NHL Labor Dispute: A Short Lockout Would Be Harmless for Hockey

Dan KelleyCorrespondent IISeptember 13, 2012

NEW YORK, NY - SEPTEMBER 13:  Don Fehr, executive director of the National Hockey League Players Association meets with the media at the Marriott Marquis Times Square on September 13, 2012 in New York City. Joining him from left to right is Ruslan Fedotenko, Henrik Lundqvist, Zdeno Chara and Sidney Crosby.  (Photo by Bruce Bennett/Getty Images)
Bruce Bennett/Getty Images

At midnight Sunday morning, the seemingly inevitable NHL lockout will officially be underway, and the cancellation of events, preseason games and regular season games will begin for the third time under Commissioner Gary Bettman’s watch.

The looming lockout has obviously created concerns for the sport, which took a major hit due to the loss of the entire 2004-05 season. Nationally broadcast games were relegated to the Outdoor Life Network and television viewership dropped dramatically after the fact.
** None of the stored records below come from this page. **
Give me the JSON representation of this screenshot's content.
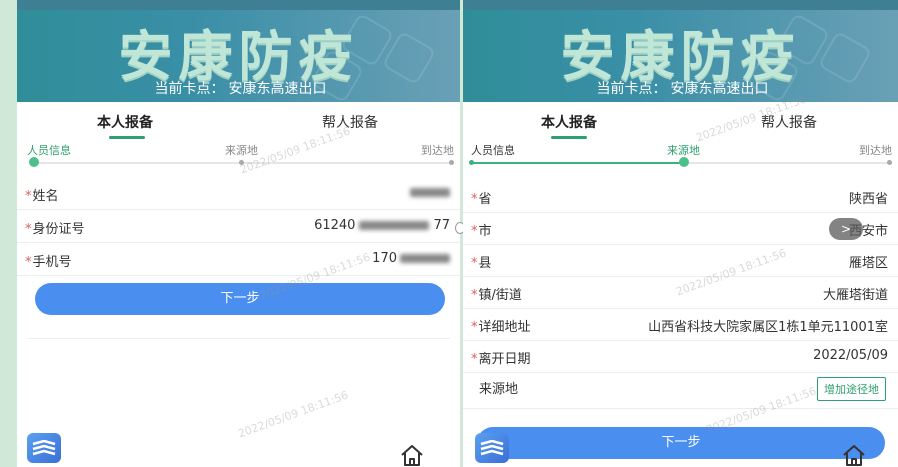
{
  "banner": {
    "title": "安康防疫",
    "checkpoint_label": "当前卡点：",
    "checkpoint_value": "安康东高速出口"
  },
  "tabs": [
    "本人报备",
    "帮人报备"
  ],
  "steps": [
    "人员信息",
    "来源地",
    "到达地"
  ],
  "left_form": {
    "name_label": "姓名",
    "id_label": "身份证号",
    "id_value": "61240",
    "id_tail": "77",
    "phone_label": "手机号",
    "phone_value": "170"
  },
  "right_form": {
    "province_label": "省",
    "province_value": "陕西省",
    "city_label": "市",
    "city_value": "西安市",
    "county_label": "县",
    "county_value": "雁塔区",
    "town_label": "镇/街道",
    "town_value": "大雁塔街道",
    "address_label": "详细地址",
    "address_value": "山西省科技大院家属区1栋1单元11001室",
    "leave_label": "离开日期",
    "leave_value": "2022/05/09",
    "source_label": "来源地",
    "add_route_label": "增加途径地"
  },
  "buttons": {
    "next_label": "下一步"
  },
  "fab_label": ">",
  "watermark": "2022/05/09 18:11:56",
  "colors": {
    "accent_green": "#2e9f6e",
    "button_blue": "#4a8ef0",
    "required_red": "#e35b5b"
  }
}
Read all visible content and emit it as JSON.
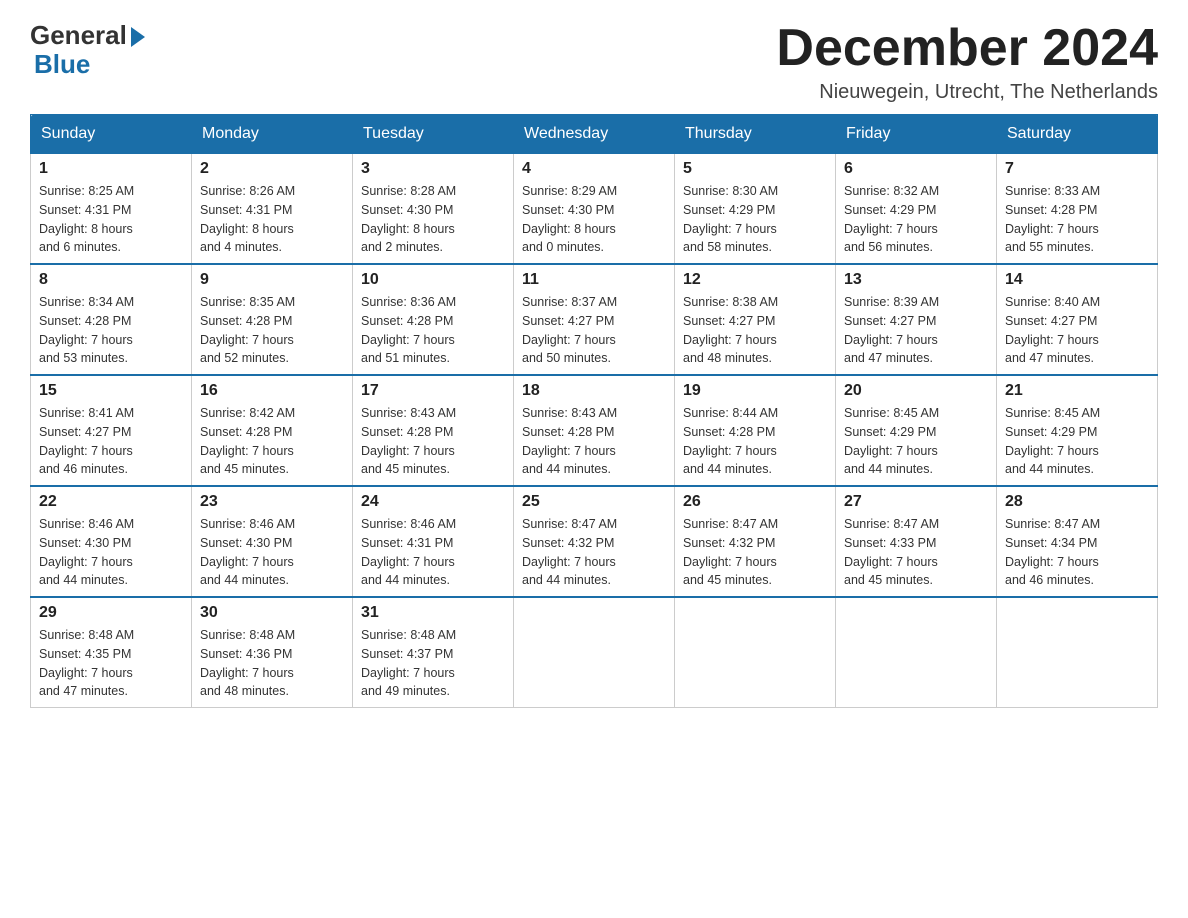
{
  "logo": {
    "general": "General",
    "blue": "Blue"
  },
  "header": {
    "month_year": "December 2024",
    "location": "Nieuwegein, Utrecht, The Netherlands"
  },
  "weekdays": [
    "Sunday",
    "Monday",
    "Tuesday",
    "Wednesday",
    "Thursday",
    "Friday",
    "Saturday"
  ],
  "weeks": [
    [
      {
        "day": "1",
        "sunrise": "Sunrise: 8:25 AM",
        "sunset": "Sunset: 4:31 PM",
        "daylight": "Daylight: 8 hours",
        "minutes": "and 6 minutes."
      },
      {
        "day": "2",
        "sunrise": "Sunrise: 8:26 AM",
        "sunset": "Sunset: 4:31 PM",
        "daylight": "Daylight: 8 hours",
        "minutes": "and 4 minutes."
      },
      {
        "day": "3",
        "sunrise": "Sunrise: 8:28 AM",
        "sunset": "Sunset: 4:30 PM",
        "daylight": "Daylight: 8 hours",
        "minutes": "and 2 minutes."
      },
      {
        "day": "4",
        "sunrise": "Sunrise: 8:29 AM",
        "sunset": "Sunset: 4:30 PM",
        "daylight": "Daylight: 8 hours",
        "minutes": "and 0 minutes."
      },
      {
        "day": "5",
        "sunrise": "Sunrise: 8:30 AM",
        "sunset": "Sunset: 4:29 PM",
        "daylight": "Daylight: 7 hours",
        "minutes": "and 58 minutes."
      },
      {
        "day": "6",
        "sunrise": "Sunrise: 8:32 AM",
        "sunset": "Sunset: 4:29 PM",
        "daylight": "Daylight: 7 hours",
        "minutes": "and 56 minutes."
      },
      {
        "day": "7",
        "sunrise": "Sunrise: 8:33 AM",
        "sunset": "Sunset: 4:28 PM",
        "daylight": "Daylight: 7 hours",
        "minutes": "and 55 minutes."
      }
    ],
    [
      {
        "day": "8",
        "sunrise": "Sunrise: 8:34 AM",
        "sunset": "Sunset: 4:28 PM",
        "daylight": "Daylight: 7 hours",
        "minutes": "and 53 minutes."
      },
      {
        "day": "9",
        "sunrise": "Sunrise: 8:35 AM",
        "sunset": "Sunset: 4:28 PM",
        "daylight": "Daylight: 7 hours",
        "minutes": "and 52 minutes."
      },
      {
        "day": "10",
        "sunrise": "Sunrise: 8:36 AM",
        "sunset": "Sunset: 4:28 PM",
        "daylight": "Daylight: 7 hours",
        "minutes": "and 51 minutes."
      },
      {
        "day": "11",
        "sunrise": "Sunrise: 8:37 AM",
        "sunset": "Sunset: 4:27 PM",
        "daylight": "Daylight: 7 hours",
        "minutes": "and 50 minutes."
      },
      {
        "day": "12",
        "sunrise": "Sunrise: 8:38 AM",
        "sunset": "Sunset: 4:27 PM",
        "daylight": "Daylight: 7 hours",
        "minutes": "and 48 minutes."
      },
      {
        "day": "13",
        "sunrise": "Sunrise: 8:39 AM",
        "sunset": "Sunset: 4:27 PM",
        "daylight": "Daylight: 7 hours",
        "minutes": "and 47 minutes."
      },
      {
        "day": "14",
        "sunrise": "Sunrise: 8:40 AM",
        "sunset": "Sunset: 4:27 PM",
        "daylight": "Daylight: 7 hours",
        "minutes": "and 47 minutes."
      }
    ],
    [
      {
        "day": "15",
        "sunrise": "Sunrise: 8:41 AM",
        "sunset": "Sunset: 4:27 PM",
        "daylight": "Daylight: 7 hours",
        "minutes": "and 46 minutes."
      },
      {
        "day": "16",
        "sunrise": "Sunrise: 8:42 AM",
        "sunset": "Sunset: 4:28 PM",
        "daylight": "Daylight: 7 hours",
        "minutes": "and 45 minutes."
      },
      {
        "day": "17",
        "sunrise": "Sunrise: 8:43 AM",
        "sunset": "Sunset: 4:28 PM",
        "daylight": "Daylight: 7 hours",
        "minutes": "and 45 minutes."
      },
      {
        "day": "18",
        "sunrise": "Sunrise: 8:43 AM",
        "sunset": "Sunset: 4:28 PM",
        "daylight": "Daylight: 7 hours",
        "minutes": "and 44 minutes."
      },
      {
        "day": "19",
        "sunrise": "Sunrise: 8:44 AM",
        "sunset": "Sunset: 4:28 PM",
        "daylight": "Daylight: 7 hours",
        "minutes": "and 44 minutes."
      },
      {
        "day": "20",
        "sunrise": "Sunrise: 8:45 AM",
        "sunset": "Sunset: 4:29 PM",
        "daylight": "Daylight: 7 hours",
        "minutes": "and 44 minutes."
      },
      {
        "day": "21",
        "sunrise": "Sunrise: 8:45 AM",
        "sunset": "Sunset: 4:29 PM",
        "daylight": "Daylight: 7 hours",
        "minutes": "and 44 minutes."
      }
    ],
    [
      {
        "day": "22",
        "sunrise": "Sunrise: 8:46 AM",
        "sunset": "Sunset: 4:30 PM",
        "daylight": "Daylight: 7 hours",
        "minutes": "and 44 minutes."
      },
      {
        "day": "23",
        "sunrise": "Sunrise: 8:46 AM",
        "sunset": "Sunset: 4:30 PM",
        "daylight": "Daylight: 7 hours",
        "minutes": "and 44 minutes."
      },
      {
        "day": "24",
        "sunrise": "Sunrise: 8:46 AM",
        "sunset": "Sunset: 4:31 PM",
        "daylight": "Daylight: 7 hours",
        "minutes": "and 44 minutes."
      },
      {
        "day": "25",
        "sunrise": "Sunrise: 8:47 AM",
        "sunset": "Sunset: 4:32 PM",
        "daylight": "Daylight: 7 hours",
        "minutes": "and 44 minutes."
      },
      {
        "day": "26",
        "sunrise": "Sunrise: 8:47 AM",
        "sunset": "Sunset: 4:32 PM",
        "daylight": "Daylight: 7 hours",
        "minutes": "and 45 minutes."
      },
      {
        "day": "27",
        "sunrise": "Sunrise: 8:47 AM",
        "sunset": "Sunset: 4:33 PM",
        "daylight": "Daylight: 7 hours",
        "minutes": "and 45 minutes."
      },
      {
        "day": "28",
        "sunrise": "Sunrise: 8:47 AM",
        "sunset": "Sunset: 4:34 PM",
        "daylight": "Daylight: 7 hours",
        "minutes": "and 46 minutes."
      }
    ],
    [
      {
        "day": "29",
        "sunrise": "Sunrise: 8:48 AM",
        "sunset": "Sunset: 4:35 PM",
        "daylight": "Daylight: 7 hours",
        "minutes": "and 47 minutes."
      },
      {
        "day": "30",
        "sunrise": "Sunrise: 8:48 AM",
        "sunset": "Sunset: 4:36 PM",
        "daylight": "Daylight: 7 hours",
        "minutes": "and 48 minutes."
      },
      {
        "day": "31",
        "sunrise": "Sunrise: 8:48 AM",
        "sunset": "Sunset: 4:37 PM",
        "daylight": "Daylight: 7 hours",
        "minutes": "and 49 minutes."
      },
      null,
      null,
      null,
      null
    ]
  ]
}
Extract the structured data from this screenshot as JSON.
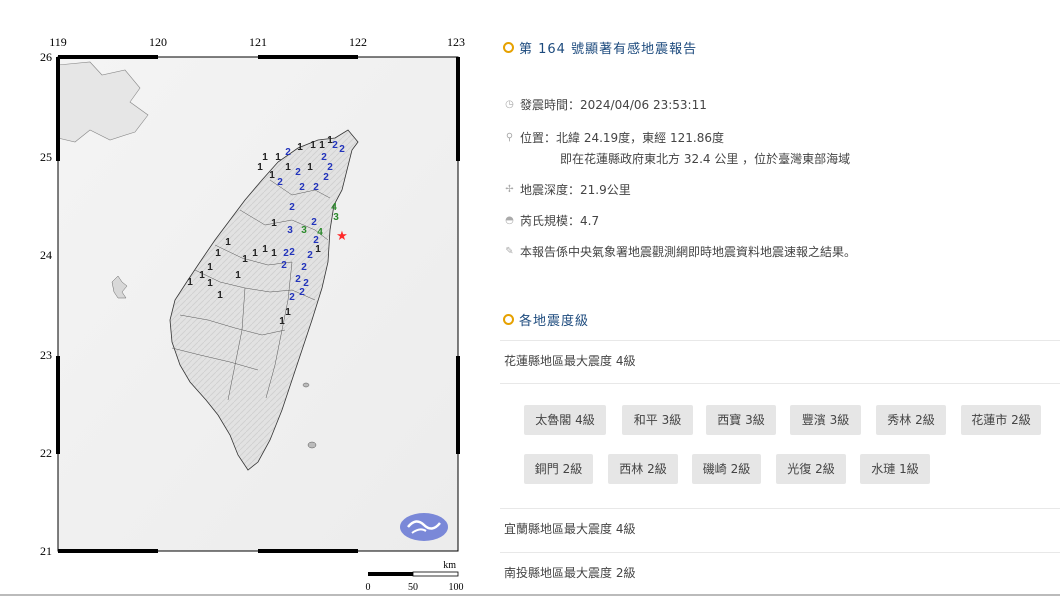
{
  "map": {
    "lon_labels": [
      "119",
      "120",
      "121",
      "122",
      "123"
    ],
    "lat_labels": [
      "26",
      "25",
      "24",
      "23",
      "22",
      "21"
    ],
    "scale": {
      "unit": "km",
      "labels": [
        "0",
        "50",
        "100"
      ]
    },
    "epicenter_color": "#ff2a2a",
    "intensity_marks": [
      {
        "v": "1",
        "c": "#222"
      },
      {
        "v": "1",
        "c": "#222"
      },
      {
        "v": "2",
        "c": "#2233bb"
      },
      {
        "v": "1",
        "c": "#222"
      },
      {
        "v": "1",
        "c": "#222"
      },
      {
        "v": "1",
        "c": "#222"
      },
      {
        "v": "1",
        "c": "#222"
      },
      {
        "v": "2",
        "c": "#2233bb"
      },
      {
        "v": "1",
        "c": "#222"
      },
      {
        "v": "1",
        "c": "#222"
      },
      {
        "v": "2",
        "c": "#2233bb"
      },
      {
        "v": "1",
        "c": "#222"
      },
      {
        "v": "2",
        "c": "#2233bb"
      },
      {
        "v": "1",
        "c": "#222"
      },
      {
        "v": "2",
        "c": "#2233bb"
      },
      {
        "v": "2",
        "c": "#2233bb"
      },
      {
        "v": "2",
        "c": "#2233bb"
      },
      {
        "v": "2",
        "c": "#2233bb"
      },
      {
        "v": "2",
        "c": "#2233bb"
      },
      {
        "v": "2",
        "c": "#2233bb"
      },
      {
        "v": "1",
        "c": "#222"
      },
      {
        "v": "3",
        "c": "#2233bb"
      },
      {
        "v": "2",
        "c": "#2233bb"
      },
      {
        "v": "4",
        "c": "#2a8a2a"
      },
      {
        "v": "3",
        "c": "#2a8a2a"
      },
      {
        "v": "1",
        "c": "#222"
      },
      {
        "v": "2",
        "c": "#2233bb"
      },
      {
        "v": "2",
        "c": "#2233bb"
      },
      {
        "v": "3",
        "c": "#2a8a2a"
      },
      {
        "v": "4",
        "c": "#2a8a2a"
      },
      {
        "v": "2",
        "c": "#2233bb"
      },
      {
        "v": "1",
        "c": "#222"
      },
      {
        "v": "2",
        "c": "#2233bb"
      },
      {
        "v": "2",
        "c": "#2233bb"
      },
      {
        "v": "2",
        "c": "#2233bb"
      },
      {
        "v": "2",
        "c": "#2233bb"
      },
      {
        "v": "2",
        "c": "#2233bb"
      },
      {
        "v": "2",
        "c": "#2233bb"
      },
      {
        "v": "1",
        "c": "#222"
      },
      {
        "v": "1",
        "c": "#222"
      },
      {
        "v": "1",
        "c": "#222"
      },
      {
        "v": "1",
        "c": "#222"
      },
      {
        "v": "1",
        "c": "#222"
      },
      {
        "v": "1",
        "c": "#222"
      },
      {
        "v": "1",
        "c": "#222"
      },
      {
        "v": "1",
        "c": "#222"
      },
      {
        "v": "1",
        "c": "#222"
      },
      {
        "v": "1",
        "c": "#222"
      },
      {
        "v": "1",
        "c": "#222"
      },
      {
        "v": "1",
        "c": "#222"
      },
      {
        "v": "1",
        "c": "#222"
      },
      {
        "v": "2",
        "c": "#2233bb"
      },
      {
        "v": "2",
        "c": "#2233bb"
      }
    ]
  },
  "report": {
    "title": "第 164 號顯著有感地震報告",
    "time_label": "發震時間：2024/04/06 23:53:11",
    "location_label": "位置：北緯 24.19度，東經 121.86度",
    "location_detail": "即在花蓮縣政府東北方 32.4 公里 ，位於臺灣東部海域",
    "depth_label": "地震深度：21.9公里",
    "magnitude_label": "芮氏規模：4.7",
    "note": "本報告係中央氣象署地震觀測網即時地震資料地震速報之結果。",
    "icons": [
      "clock-icon",
      "location-pin-icon",
      "depth-icon",
      "magnitude-icon",
      "pencil-icon"
    ]
  },
  "intensity_section": {
    "title": "各地震度級",
    "accent": "#e6a100",
    "regions": [
      {
        "label": "花蓮縣地區最大震度 4級",
        "stations": [
          "太魯閣 4級",
          "和平 3級",
          "西寶 3級",
          "豐濱 3級",
          "秀林 2級",
          "花蓮市 2級",
          "銅門 2級",
          "西林 2級",
          "磯崎 2級",
          "光復 2級",
          "水璉 1級"
        ]
      },
      {
        "label": "宜蘭縣地區最大震度 4級"
      },
      {
        "label": "南投縣地區最大震度 2級"
      }
    ]
  }
}
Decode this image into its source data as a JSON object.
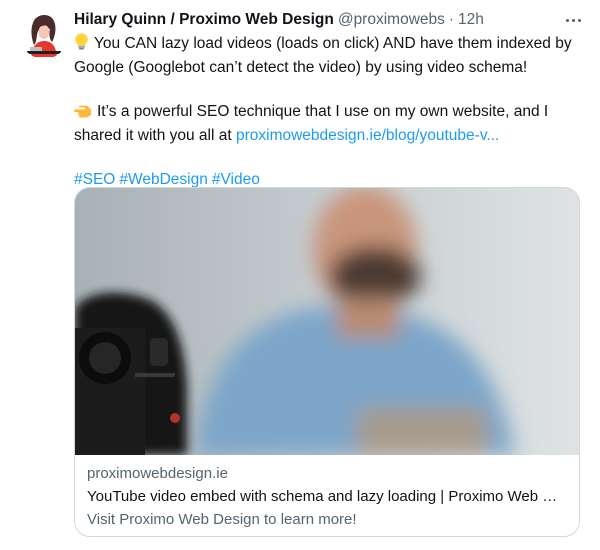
{
  "tweet": {
    "author_name": "Hilary Quinn / Proximo Web Design",
    "handle": "@proximowebs",
    "separator": "·",
    "time": "12h",
    "line1_text": "You CAN lazy load videos (loads on click) AND have them indexed by Google (Googlebot can’t detect the video) by using video schema!",
    "line2_text": "It’s a powerful SEO technique that I use on my own website, and I shared it with you all at ",
    "link_text": "proximowebdesign.ie/blog/youtube-v...",
    "hashtags": [
      "#SEO",
      "#WebDesign",
      "#Video"
    ],
    "icons": {
      "line1": "lightbulb-emoji",
      "line2": "pointing-hand-emoji",
      "more": "more-horizontal-icon"
    }
  },
  "card": {
    "domain": "proximowebdesign.ie",
    "title": "YouTube video embed with schema and lazy loading | Proximo Web Des...",
    "description": "Visit Proximo Web Design to learn more!"
  },
  "colors": {
    "link": "#1d9bf0",
    "secondary_text": "#536471",
    "primary_text": "#0f1419",
    "card_border": "#cfd9de"
  }
}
AJ Maestas, president of Navigate Research, described the lockout impact to Sporting News.

 “Our research after the last lockout (2004-05) showed the passionate fans quickly returned to the arena but a long lag time for casual fans to return to attending games and watching on TV. Given that TV ratings are one of the greatest challenges for the NHL, this is not good.”

But a lockout beginning Saturday does not immediately and automatically imply that an entire season will be lost.

Certainly no hockey fan would be happy about spending the month of October without being able to go to the arena and watch the team live, or tune in on television a few times per week. However, the overall impact of October and early November games being cancelled is relatively limited.

The NBA lost two months of its 2011-12 season last year due to a very similar labor dispute. The lockout-shortened season had a limited impact on the success of the sport, and in fact the Christmas Day season premier drew impressive ratings, according to NBA.com.

The NBA Finals also thrived despite the early-season turmoil, as the Heat-Thunder showdown attracted record-breaking television viewership.

The fact is that both hockey and basketball have seasons that may be the perfect length for the die-hard fan, but are simply too long for casual fans. While head coaches push the mantra that “every game counts,” a number of potential fans simply do not pay close attention to these sports early in the season.

After all, the NFL season is in full swing when hockey begins, and the baseball playoffs are underway when the first puck drops.

The telling date for the NHL may be Black Friday, the day after Thanksgiving, when NBC is slated to broadcast its first game of the year (before that day, the NBC Sports Network handles all the nationally broadcast games). The significance of the Black Friday “deadline” is explored in full by Bleacher Report’s Nicholas Goss here.

At this point, while no regular season games have officially been cancelled, it seems that a regular season 82 games in length is highly unlikely. Certain players may see the shortened season as a blessing in disguise, particularly those recovering from injury and those who are older.

A season of 50-65 games would likely keep the NHL growing, as long as the schedule was adjusted to stay heavy on rivalry games and keep the most important teams in the media spotlight.

While a shortened season would likely affect which teams make the playoffs, it will have little effect on the impact of the playoffs themselves. Playoff hockey games sell themselves; they are unequivocally the most exciting in all of professional sports.

No cancellation of games is good for the sport, but the major harm that can be done in terms of television viewership, sponsorship and overall perception of the sport will not be felt if the lockout is short and the CBA becomes a non-issue sooner rather than later.

Losing an entire season, and losing the Stanley Cup Playoffs, would be suicide for hockey. Luckily, that is still a long way off.